Parents shared input to ensure we are successfully meeting the needs of all learners.

  • Testing: The way we test does not demonstrate what a student knows. We make kids feel dumb and that they have failed. We need less emphasis on testing. Plus, we should evaluate kids to see how they learn best. Perhaps we could consider tracks of learners, such as those implemented in private schools.
  • Reaching all students: Kids in the middle get lost. We recognize high achievers and help low-performing kids, however, middle kids don’t get the same attention. We need to recognize kids for things other than academic achievement. Avoid complimenting intelligence levels in classrooms.
  • Project-based learning: Ask why, dig deeper, teach children to question, challenge and try different things. This includes hands-on science experiments, in math ask why is this the answer, in preschool it’s play plans and centers. We need to focus on creation and emphasize an understanding on real-world applications of learning.
  • Identifying passions: We could have one period where the whole school has study hall and all teachers would be available to help students develop their academic gifts and personal learning plans.
  • Mindset: Growth mindset is how we need to present learning to kids. Make sure they know that everyone makes mistakes and fails. Focus on the process of learning and minimize defining them through grades.
  • Mental health: Schools need to have additional resources for traumatic situations that families may encounter. Parents need to feel they can disclose any concerns regarding their child’s safety and well-being to the school community.
  • Fifth grade: Elementary schools are very different in how fifth-grade changes classes. Some schools change for most subjects and some fifth grades don’t change at all. Changing classes helps prepare kids for middle school.
  • Curriculum: Please do a better job of serving kids who are high performers in language arts. Schools are focused on math education, but language arts is left behind. Also, be sure to teach inference in content. Children need to learn to read and not just look for the "right or wrong" answer.
  • Flexible seating: Invest in configuring classrooms with flexible seating options to facilitate different classroom activities.
  • Character education: It’s strong in elementary and middle schools, but falls away in high schools. It creates contradictions—especially from middle to high. Parents shared their perceptions of what it means when we say our students are college and career ready.

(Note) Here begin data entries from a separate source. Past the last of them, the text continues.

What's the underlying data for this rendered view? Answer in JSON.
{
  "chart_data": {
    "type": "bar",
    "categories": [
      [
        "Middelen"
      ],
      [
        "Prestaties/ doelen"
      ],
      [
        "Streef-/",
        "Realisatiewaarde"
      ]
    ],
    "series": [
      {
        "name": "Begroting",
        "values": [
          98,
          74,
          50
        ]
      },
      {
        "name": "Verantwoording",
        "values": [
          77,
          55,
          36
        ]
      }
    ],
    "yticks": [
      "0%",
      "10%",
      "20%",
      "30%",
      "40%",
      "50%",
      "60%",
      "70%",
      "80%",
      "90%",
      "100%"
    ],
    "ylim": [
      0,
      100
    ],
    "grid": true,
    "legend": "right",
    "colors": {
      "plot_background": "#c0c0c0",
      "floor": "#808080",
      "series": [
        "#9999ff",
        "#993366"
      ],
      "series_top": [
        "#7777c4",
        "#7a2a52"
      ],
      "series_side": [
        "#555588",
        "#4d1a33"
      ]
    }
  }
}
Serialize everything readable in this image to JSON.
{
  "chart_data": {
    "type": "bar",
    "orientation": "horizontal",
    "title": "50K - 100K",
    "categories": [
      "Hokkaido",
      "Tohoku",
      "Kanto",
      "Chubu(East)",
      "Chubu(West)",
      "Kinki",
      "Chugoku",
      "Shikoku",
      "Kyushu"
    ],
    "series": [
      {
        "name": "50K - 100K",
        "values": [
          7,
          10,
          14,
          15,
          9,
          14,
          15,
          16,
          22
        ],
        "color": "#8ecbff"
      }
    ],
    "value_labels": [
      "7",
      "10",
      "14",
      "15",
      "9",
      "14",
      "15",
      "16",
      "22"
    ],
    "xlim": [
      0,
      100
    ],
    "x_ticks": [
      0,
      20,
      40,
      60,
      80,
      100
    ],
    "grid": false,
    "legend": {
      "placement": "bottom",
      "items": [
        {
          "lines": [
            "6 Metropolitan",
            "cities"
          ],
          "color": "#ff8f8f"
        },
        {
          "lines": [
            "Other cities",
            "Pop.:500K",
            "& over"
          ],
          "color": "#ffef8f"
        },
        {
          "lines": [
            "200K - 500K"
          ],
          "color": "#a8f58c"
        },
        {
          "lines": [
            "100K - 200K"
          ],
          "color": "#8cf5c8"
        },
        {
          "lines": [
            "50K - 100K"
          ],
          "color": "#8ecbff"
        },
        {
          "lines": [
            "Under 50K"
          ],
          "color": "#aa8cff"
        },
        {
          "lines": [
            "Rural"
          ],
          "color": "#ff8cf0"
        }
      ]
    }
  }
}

Parents shared their perceptions of what it means when we say our students are college and career ready.

  • Multiple paths: Students need to realize options beyond the traditional path to four-year college, including tech programs, community college, military pursuits and career options. Not all students need a four-year degree.
  • Ready for life: Help students be aware of themselves and have grit to bounce back when things don’t go their way. They need social and emotional strength to be college and career ready—and ready for life.
  • College counselors: Students need to fully understand the timeline for scholarships, financial aid, and admissions for the different types of colleges they want to attend.
  • Responsibility: Students must be responsible for their choices, with both positive and negative consequences for their independent behavior.
  • Organization: Students are organized in their academics, and they understand how to deal with stress.
  • Communication: Students have the knowledge, skills and abilities to read and write effectively, compile a resume, complete a job application, and converse respectfully with a diverse group of people.
  • Resourceful: Being trainable is important—no matter what path our students take in life. They need to be creative problem solvers as the enter the world of work.